# Big poppa vs udsparts.com  smoker kits



## Cdnmaplesmoke (Mar 23, 2020)

Hey guys and gals.  I bought a drum last fall and summer is coming so i figure it’s about time to do something with it.  (If I can even get a kit across the border right now) 
These kits both have their own benefits in my opinion.

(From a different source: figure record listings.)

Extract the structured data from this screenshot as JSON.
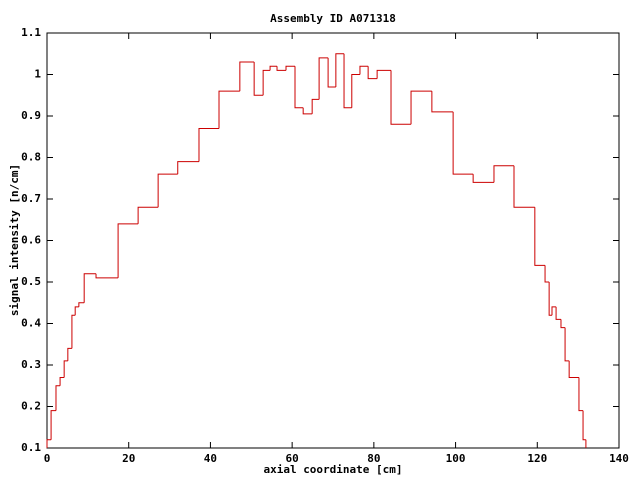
{
  "chart_data": {
    "type": "histogram",
    "title": "Assembly ID A071318",
    "x_label": "axial coordinate [cm]",
    "y_label": "signal intensity [n/cm]",
    "color": "#cc0000",
    "bins": [
      0,
      1,
      2.2,
      3.2,
      4.2,
      5.1,
      6.1,
      6.9,
      7.8,
      9.1,
      12,
      17.4,
      22.3,
      27.2,
      32,
      37.2,
      42.1,
      47.2,
      50.7,
      52.9,
      54.6,
      56.3,
      58.5,
      60.7,
      62.7,
      64.9,
      66.6,
      68.8,
      70.7,
      72.7,
      74.6,
      76.6,
      78.6,
      80.8,
      84.2,
      89.1,
      94.2,
      99.4,
      104.3,
      109.4,
      114.3,
      119.4,
      121.9,
      122.9,
      123.6,
      124.6,
      125.8,
      126.8,
      127.8,
      130.2,
      131.2,
      131.9
    ],
    "values": [
      0.12,
      0.19,
      0.25,
      0.27,
      0.31,
      0.34,
      0.42,
      0.44,
      0.45,
      0.52,
      0.51,
      0.64,
      0.68,
      0.76,
      0.79,
      0.87,
      0.96,
      1.03,
      0.95,
      1.01,
      1.02,
      1.01,
      1.02,
      0.92,
      0.905,
      0.94,
      1.04,
      0.97,
      1.05,
      0.92,
      1.0,
      1.02,
      0.99,
      1.01,
      0.88,
      0.96,
      0.91,
      0.76,
      0.74,
      0.78,
      0.68,
      0.54,
      0.5,
      0.42,
      0.44,
      0.41,
      0.39,
      0.31,
      0.27,
      0.19,
      0.12
    ],
    "xlim": [
      0,
      140
    ],
    "xticks": [
      0,
      20,
      40,
      60,
      80,
      100,
      120,
      140
    ],
    "ylim": [
      0.1,
      1.1
    ],
    "yticks": [
      0.1,
      0.2,
      0.3,
      0.4,
      0.5,
      0.6,
      0.7,
      0.8,
      0.9,
      1,
      1.1
    ]
  }
}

The udsparts.com kit (https://udsparts.com/kits/diy-uds-complete-parts-kit-for-55-gallon-ugly-drum-smoker.html)has a great looking charcoal basket and comes with a grate lifter which are both excellent selling features that I’m drawn towards.  But with the big poppa I love the thought of the easy to set/use slider intakes and ability to raise and lower the charcoal basket for grilling and smoking.  I do not have a bbq so the multi purpose grill smoker makes it very desirable.  I have only used a indirect stick burner up until now and any feedback would be greatly appreciated.  Not sure what I should do,  I wanted a kit but now I’m unsure if there’s one out there that’s offering what I want.   I’m sorry if there’s a post on this topic already.


----------



## tony111 (Mar 23, 2020)

I have the Big Poppa and really like it , no complaints.  I guess it is 4 or 5 years old and is still in great shape. I keep it in my shop so it has not been exposed to weather, only when in use. I plan on finding a stainless steel drum to up grade. I don't think you would be disappointed. I can't comment on the other one. Good luck


----------



## drunkenmeatfist (Mar 23, 2020)

Give Hunsaker a look. Their equipment is well made and heavy duty. The charcoal basket might even be a little too heavy if you have any issues lifting things






						DIY Hunsaker Smoker Kits
					

Supply your own elbow grease and save a ton by building your own pro-level smoker with our genuine Hunsaker Vortex Smoker kits.




					www.hunsakersmokers.com


----------



## krj (Mar 23, 2020)

Take a glance at the kit the guys at Smoker Builder offer. I don't have one of their uds kits yet, but I've talked with Frank and Tom and boughten one of their GF kits in the past and they're genuine good dudes who love bbq.


----------